Other Clinic graduates have held prestigious government jobs. In her last year of law school, Kathleen Schulman, JD ’13, was selected by the U.S. Department of Justice, Attorney General’s Honors Program. She spent two years as a Judicial Law Clerk in the Orlando Immigration Court, drafting decisions and advising the Court’s six immigration judges on complex removability issues and applications for relief from deportation.

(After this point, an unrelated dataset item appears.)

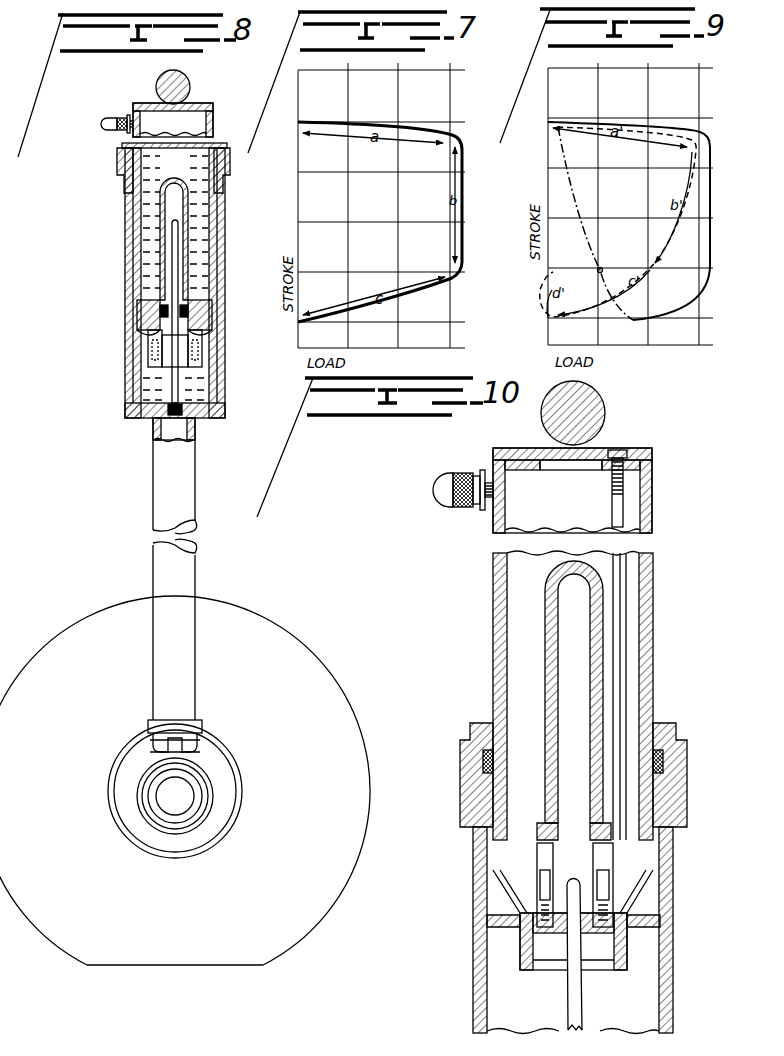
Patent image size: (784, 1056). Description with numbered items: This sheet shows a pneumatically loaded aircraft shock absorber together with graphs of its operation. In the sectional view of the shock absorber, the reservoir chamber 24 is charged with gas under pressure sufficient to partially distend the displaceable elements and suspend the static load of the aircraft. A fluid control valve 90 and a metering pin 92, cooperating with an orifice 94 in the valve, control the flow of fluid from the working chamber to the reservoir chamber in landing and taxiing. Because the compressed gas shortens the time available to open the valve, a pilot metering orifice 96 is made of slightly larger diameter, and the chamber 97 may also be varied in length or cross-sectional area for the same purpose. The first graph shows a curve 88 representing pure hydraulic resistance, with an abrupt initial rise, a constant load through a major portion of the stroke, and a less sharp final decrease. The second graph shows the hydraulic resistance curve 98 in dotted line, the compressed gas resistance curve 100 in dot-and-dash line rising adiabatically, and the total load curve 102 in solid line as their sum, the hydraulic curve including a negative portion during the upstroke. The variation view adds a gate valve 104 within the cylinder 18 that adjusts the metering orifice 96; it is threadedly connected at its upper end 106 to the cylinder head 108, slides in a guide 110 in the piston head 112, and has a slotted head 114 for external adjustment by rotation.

“I believe my Immigration Clinic experience, which included researching and writing briefs and motions, significantly contributed to my being selected for the DOJ Honors Program,” Schulman said. Having just completed her clerkship, Schulman is now working as an associate at the Law Office of Mary Kramer, a prominent private immigration attorney. Alexander Vail, J.D. ‘14, who joined Schulman as a Judicial Law Clerk at the Orlando Immigration Court last year, echoes her feelings.

“I don’t know if I would have landed the job I have today if it weren’t for my participation in the Immigration Clinic,” Vail said. “By working at the Clinic, I not only gained in-depth knowledge of immigration law, but I honed the skills that are essential to an attorney’s success.”

Former Clinic students, Ian Shaw, JD ’13, and Ross Miletello, JD ’14, are in private immigration practice. Both work for the law firm of the renowned immigration attorney, Ira Kurzban, whose practice represents clients in all types of immigration matters, famous for complex removal defense.

Fortunately, Shaw says, “I got a great deal of experience tackling really complex legal issues in the Immigration Clinic, so when I started working I was really prepared for the challenge.”

“The Immigration Clinic was the single most helpful thing I did at UM law to prepare myself for the day-to-day practice of law,” Ross said.

"I am honored to have law graduates from UM Law School Immigration Clinic working at our firm,” Kurzban said. “Both Ian Shaw and Ross Militello came to our firm well prepared and knowledgeable in immigration law. They are both outstanding additions to our immigration work."

“We are thrilled that so many of our students have developed a commitment to immigrants’ rights,” Clinic Director Rebecca Sharpless said. “But we are proud of all of our students, who we believe leave the Clinic with the core lawyering skills they need to pursue any type of legal career.”

Miami Law’s Immigration Clinic provides students with the challenging opportunity to advocate on behalf of individual clients in a wide variety of complex immigration proceedings. In addition to helping individual clients, students collaborate with other immigrants’ rights groups on projects to reform the law and advance the cause of social justice.